Speaking just for myself, I’ve felt so much disappointment in the leadership of New York City nonprofit theatres—a feeling that real artists are not given the respect that they’ve earned. A lot of us, all we do is complain. So it’s incredibly inspiring to see you and your collaborators actually do something outside of that system. Many of us fantasize about it, but almost nobody does it.
It’s hard, and it takes a lot of audacity. I always have to remind the actors that what they’re about to do is audacious, because also in this production, there’s nothing for them to hide behind. They are naked and alone in front of these people for two hours and 45 minutes.
Also something that’s unique in how you’re doing this play is that you have been able to live with it and work on it for years now. Most plays, when they get done in New York City, there’s a six- to eight-week process from a first rehearsal to an opening night, then a month-long run and that’s it.
It’s an incredibly deep and profound play, fathoms deep, and we find new things about it all the time. It’s life and death. It’s about these two sisters and running away from death. And the only thing the actors have to connect to is the language and the circumstances. That’s all there is to ground them, each other and these relationships.
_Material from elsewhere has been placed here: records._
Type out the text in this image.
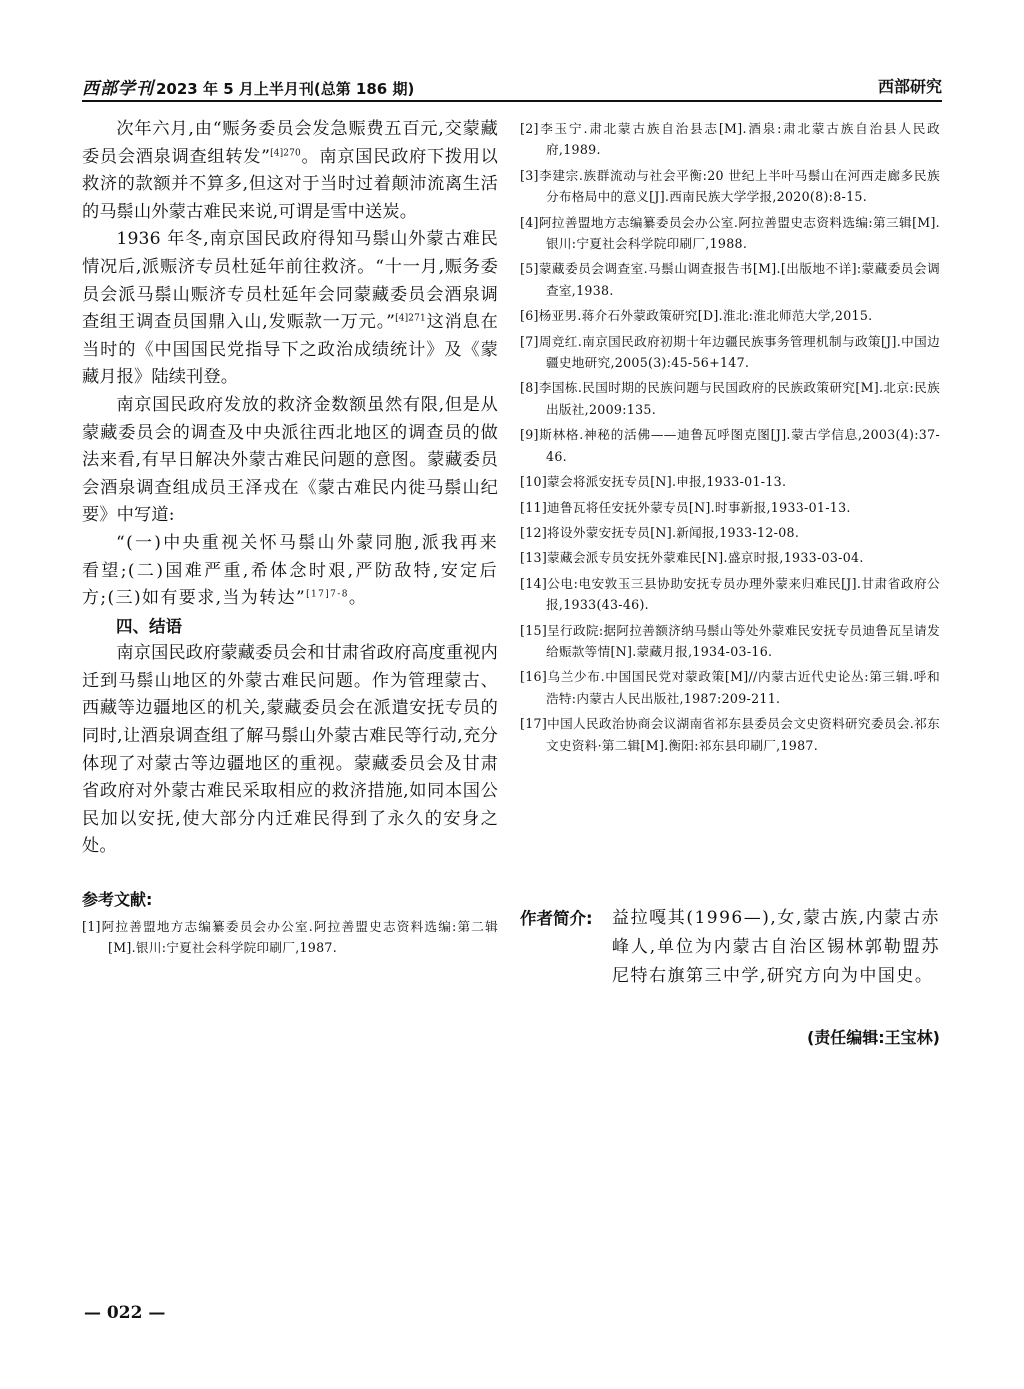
西部学刊 2023 年 5 月上半月刊(总第 186 期)	西部研究

次年六月,由“赈务委员会发急赈费五百元,交蒙藏委员会酒泉调查组转发”$^{[4]270}$。南京国民政府下拨用以救济的款额并不算多,但这对于当时过着颠沛流离生活的马鬃山外蒙古难民来说,可谓是雪中送炭。

1936 年冬,南京国民政府得知马鬃山外蒙古难民情况后,派赈济专员杜延年前往救济。“十一月,赈务委员会派马鬃山赈济专员杜延年会同蒙藏委员会酒泉调查组王调查员国鼎入山,发赈款一万元。”$^{[4]271}$这消息在当时的《中国国民党指导下之政治成绩统计》及《蒙藏月报》陆续刊登。

南京国民政府发放的救济金数额虽然有限,但是从蒙藏委员会的调查及中央派往西北地区的调查员的做法来看,有早日解决外蒙古难民问题的意图。蒙藏委员会酒泉调查组成员王泽戎在《蒙古难民内徙马鬃山纪要》中写道:

“(一)中央重视关怀马鬃山外蒙同胞,派我再来看望;(二)国难严重,希体念时艰,严防敌特,安定后方;(三)如有要求,当为转达”$^{[17]7-8}$。

四、结语

南京国民政府蒙藏委员会和甘肃省政府高度重视内迁到马鬃山地区的外蒙古难民问题。作为管理蒙古、西藏等边疆地区的机关,蒙藏委员会在派遣安抚专员的同时,让酒泉调查组了解马鬃山外蒙古难民等行动,充分体现了对蒙古等边疆地区的重视。蒙藏委员会及甘肃省政府对外蒙古难民采取相应的救济措施,如同本国公民加以安抚,使大部分内迁难民得到了永久的安身之处。

参考文献:

[1]阿拉善盟地方志编纂委员会办公室.阿拉善盟史志资料选编:第二辑[M].银川:宁夏社会科学院印刷厂,1987.

[2]李玉宁.肃北蒙古族自治县志[M].酒泉:肃北蒙古族自治县人民政府,1989.

[3]李建宗.族群流动与社会平衡:20 世纪上半叶马鬃山在河西走廊多民族分布格局中的意义[J].西南民族大学学报,2020(8):8-15.

[4]阿拉善盟地方志编纂委员会办公室.阿拉善盟史志资料选编:第三辑[M].银川:宁夏社会科学院印刷厂,1988.

[5]蒙藏委员会调查室.马鬃山调查报告书[M].[出版地不详]:蒙藏委员会调查室,1938.

[6]杨亚男.蒋介石外蒙政策研究[D].淮北:淮北师范大学,2015.

[7]周竞红.南京国民政府初期十年边疆民族事务管理机制与政策[J].中国边疆史地研究,2005(3):45-56+147.

[8]李国栋.民国时期的民族问题与民国政府的民族政策研究[M].北京:民族出版社,2009:135.

[9]斯林格.神秘的活佛——迪鲁瓦呼图克图[J].蒙古学信息,2003(4):37-46.

[10]蒙会将派安抚专员[N].申报,1933-01-13.

[11]迪鲁瓦将任安抚外蒙专员[N].时事新报,1933-01-13.

[12]将设外蒙安抚专员[N].新闻报,1933-12-08.

[13]蒙藏会派专员安抚外蒙难民[N].盛京时报,1933-03-04.

[14]公电:电安敦玉三县协助安抚专员办理外蒙来归难民[J].甘肃省政府公报,1933(43-46).

[15]呈行政院:据阿拉善额济纳马鬃山等处外蒙难民安抚专员迪鲁瓦呈请发给赈款等情[N].蒙藏月报,1934-03-16.

[16]乌兰少布.中国国民党对蒙政策[M]//内蒙古近代史论丛:第三辑.呼和浩特:内蒙古人民出版社,1987:209-211.

[17]中国人民政治协商会议湖南省祁东县委员会文史资料研究委员会.祁东文史资料·第二辑[M].衡阳:祁东县印刷厂,1987.

作者简介: 益拉嘎其(1996—),女,蒙古族,内蒙古赤峰人,单位为内蒙古自治区锡林郭勒盟苏尼特右旗第三中学,研究方向为中国史。
(责任编辑:王宝林)
— 022 —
That really makes sense, because when I saw it, it was the first time I saw the play where it really felt like real people were talking to each other—something I have rarely felt with Williams. That opened up the play for me in a way that was astonishing. The production itself is intimate, but watching it, the play becomes about intimacy.
I haven’t thought about that word, intimacy, with it before. We are really arguing for Williams as a language playwright, like Shakespeare. The original production was so mired in the history of Method acting because of Brando, and without stuff—props, chairs, cigarettes—there is less opportunity for “Methody” behavior. There is just the text and the relationships. The story of two sisters.
How long do you see this going?
It goes as long as we have spaces to do it in.
Christopher Shinn is a playwright and screenwriter. His new play, Conscience, will be workshopped early next year with La Jolla Playhouse and the Goodman Theatre.